The relational version of Engeler’s semantics removes the need for quantification in the lambda rule, but the application rule still has \(\forall v_2 \in V\). \[\begin{gathered} \frac{\rho(x{:=}V) \vdash_E e \Rightarrow v'} {\rho \vdash_E {\lambda x.\,}e \Rightarrow (V,v')} \quad \frac{\begin{array}{c}\rho \vdash_E e_1 \Rightarrow (V,v') \quad \forall v_2 \in V.\, \rho \vdash_E e_2 \Rightarrow v_2 \end{array} } {\rho \vdash_E (e_1{\;}e_2) \Rightarrow v'}\end{gathered}\]

Conclusion

My semantics is similar to Plotkin and Engeler’s in that

  1. The domain is a set of values, and values are inductively defined and involve finite sets.

  2. Self application is enabled by allowing a kind of subsumption on functions.

The really nice thing about all three semantics is that they are simple; very little mathematics is necessary to understand them, which is important pedagogically, practically (easier for practitioners to apply such semantics), and aesthetically (Occam’s razor!).

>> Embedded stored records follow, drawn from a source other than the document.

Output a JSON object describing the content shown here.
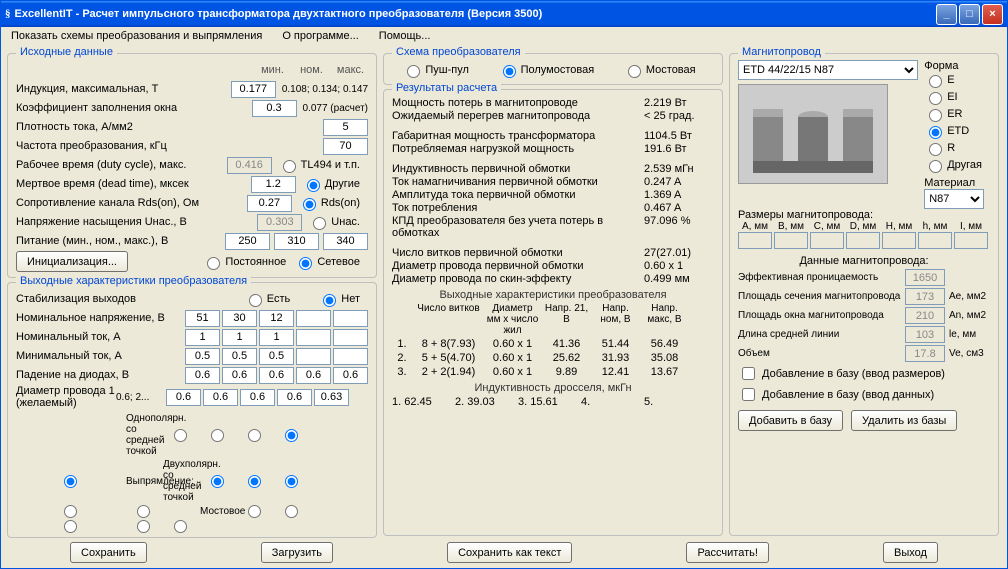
{
  "window": {
    "title": "ExcellentIT - Расчет импульсного трансформатора двухтактного преобразователя (Версия 3500)",
    "min": "0",
    "max": "1",
    "close": "r"
  },
  "menu": {
    "m1": "Показать схемы преобразования и выпрямления",
    "m2": "О программе...",
    "m3": "Помощь..."
  },
  "input": {
    "title": "Исходные данные",
    "hdr_min": "мин.",
    "hdr_nom": "ном.",
    "hdr_max": "макс.",
    "induction_lbl": "Индукция, максимальная, T",
    "induction": "0.177",
    "induction_hint": "0.108; 0.134; 0.147",
    "fill_lbl": "Коэффициент заполнения окна",
    "fill": "0.3",
    "fill_hint": "0.077 (расчет)",
    "density_lbl": "Плотность тока, A/мм2",
    "density": "5",
    "freq_lbl": "Частота преобразования, кГц",
    "freq": "70",
    "duty_lbl": "Рабочее время (duty cycle), макс.",
    "duty": "0.416",
    "duty_r1": "TL494 и т.п.",
    "dead_lbl": "Мертвое время (dead time), мксек",
    "dead": "1.2",
    "dead_r1": "Другие",
    "rds_lbl": "Сопротивление канала Rds(on), Ом",
    "rds": "0.27",
    "rds_r1": "Rds(on)",
    "unas_lbl": "Напряжение насыщения Uнас., В",
    "unas": "0.303",
    "unas_r1": "Uнас.",
    "power_lbl": "Питание (мин., ном., макс.), В",
    "p_min": "250",
    "p_nom": "310",
    "p_max": "340",
    "init_btn": "Инициализация...",
    "pwr_r1": "Постоянное",
    "pwr_r2": "Сетевое"
  },
  "output": {
    "title": "Выходные характеристики преобразователя",
    "stab_lbl": "Стабилизация выходов",
    "stab_yes": "Есть",
    "stab_no": "Нет",
    "vnom_lbl": "Номинальное напряжение, В",
    "v1": "51",
    "v2": "30",
    "v3": "12",
    "inom_lbl": "Номинальный ток, A",
    "i1": "1",
    "i2": "1",
    "i3": "1",
    "imin_lbl": "Минимальный ток, A",
    "im1": "0.5",
    "im2": "0.5",
    "im3": "0.5",
    "diode_lbl": "Падение на диодах, В",
    "d1": "0.6",
    "d2": "0.6",
    "d3": "0.6",
    "d4": "0.6",
    "d5": "0.6",
    "wire_lbl": "Диаметр провода 1 (желаемый)",
    "wire_hint": "0.6; 2...",
    "w1": "0.6",
    "w2": "0.6",
    "w3": "0.6",
    "w4": "0.6",
    "w5": "0.63",
    "rect_lbl": "Выпрямление:",
    "rect1": "Однополярн. со средней точкой",
    "rect2": "Двухполярн. со средней точкой",
    "rect3": "Мостовое"
  },
  "scheme": {
    "title": "Схема преобразователя",
    "r1": "Пуш-пул",
    "r2": "Полумостовая",
    "r3": "Мостовая"
  },
  "results": {
    "title": "Результаты расчета",
    "loss_lbl": "Мощность потерь в магнитопроводе",
    "loss": "2.219 Вт",
    "heat_lbl": "Ожидаемый перегрев магнитопровода",
    "heat": "< 25 град.",
    "gab_lbl": "Габаритная мощность трансформатора",
    "gab": "1104.5 Вт",
    "load_lbl": "Потребляемая нагрузкой мощность",
    "load": "191.6 Вт",
    "ind_lbl": "Индуктивность первичной обмотки",
    "ind": "2.539 мГн",
    "imag_lbl": "Ток намагничивания первичной обмотки",
    "imag": "0.247 A",
    "iamp_lbl": "Амплитуда тока первичной обмотки",
    "iamp": "1.369 A",
    "icons_lbl": "Ток потребления",
    "icons": "0.467 A",
    "eff_lbl": "КПД преобразователя без учета потерь в обмотках",
    "eff": "97.096 %",
    "turns_lbl": "Число витков первичной обмотки",
    "turns": "27(27.01)",
    "wdiam_lbl": "Диаметр провода первичной обмотки",
    "wdiam": "0.60 x 1",
    "skin_lbl": "Диаметр провода по скин-эффекту",
    "skin": "0.499 мм",
    "out_title": "Выходные характеристики преобразователя",
    "h_turns": "Число витков",
    "h_diam": "Диаметр мм x число жил",
    "h_v21": "Напр. 21, В",
    "h_vnom": "Напр. ном, В",
    "h_vmax": "Напр. макс, В",
    "r1_n": "1.",
    "r1_t": "8 + 8(7.93)",
    "r1_d": "0.60 x 1",
    "r1_v1": "41.36",
    "r1_v2": "51.44",
    "r1_v3": "56.49",
    "r2_n": "2.",
    "r2_t": "5 + 5(4.70)",
    "r2_d": "0.60 x 1",
    "r2_v1": "25.62",
    "r2_v2": "31.93",
    "r2_v3": "35.08",
    "r3_n": "3.",
    "r3_t": "2 + 2(1.94)",
    "r3_d": "0.60 x 1",
    "r3_v1": "9.89",
    "r3_v2": "12.41",
    "r3_v3": "13.67",
    "choke_title": "Индуктивность дросселя, мкГн",
    "ch1": "1. 62.45",
    "ch2": "2. 39.03",
    "ch3": "3. 15.61",
    "ch4": "4.",
    "ch5": "5."
  },
  "core": {
    "title": "Магнитопровод",
    "select": "ETD 44/22/15 N87",
    "form_lbl": "Форма",
    "f1": "E",
    "f2": "EI",
    "f3": "ER",
    "f4": "ETD",
    "f5": "R",
    "f6": "Другая",
    "mat_lbl": "Материал",
    "mat": "N87",
    "dims_title": "Размеры магнитопровода:",
    "dh": [
      "A, мм",
      "B, мм",
      "C, мм",
      "D, мм",
      "H, мм",
      "h, мм",
      "I, мм"
    ],
    "data_title": "Данные магнитопровода:",
    "perm_lbl": "Эффективная проницаемость",
    "perm": "1650",
    "ae_lbl": "Площадь сечения магнитопровода",
    "ae": "173",
    "ae_u": "Ae, мм2",
    "an_lbl": "Площадь окна магнитопровода",
    "an": "210",
    "an_u": "An, мм2",
    "le_lbl": "Длина средней линии",
    "le": "103",
    "le_u": "le, мм",
    "ve_lbl": "Объем",
    "ve": "17.8",
    "ve_u": "Ve, см3",
    "chk1": "Добавление в базу (ввод размеров)",
    "chk2": "Добавление в базу (ввод данных)",
    "btn_add": "Добавить в базу",
    "btn_del": "Удалить из базы"
  },
  "buttons": {
    "save": "Сохранить",
    "load": "Загрузить",
    "save_txt": "Сохранить как текст",
    "calc": "Рассчитать!",
    "exit": "Выход"
  }
}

My semantics is different to Plotkin and Engeler’s in that

  1. the definition of values places \(\mathcal{P}_f\) so that functions are literally represented by finite graphs, and

  2. environments map each variable to a single value, and

  3. \(\sqsubseteq\) is used instead of \(\subseteq\) to enable self application.

The upshot of these (relatively minor) differences is that my semantics may be easier to understand.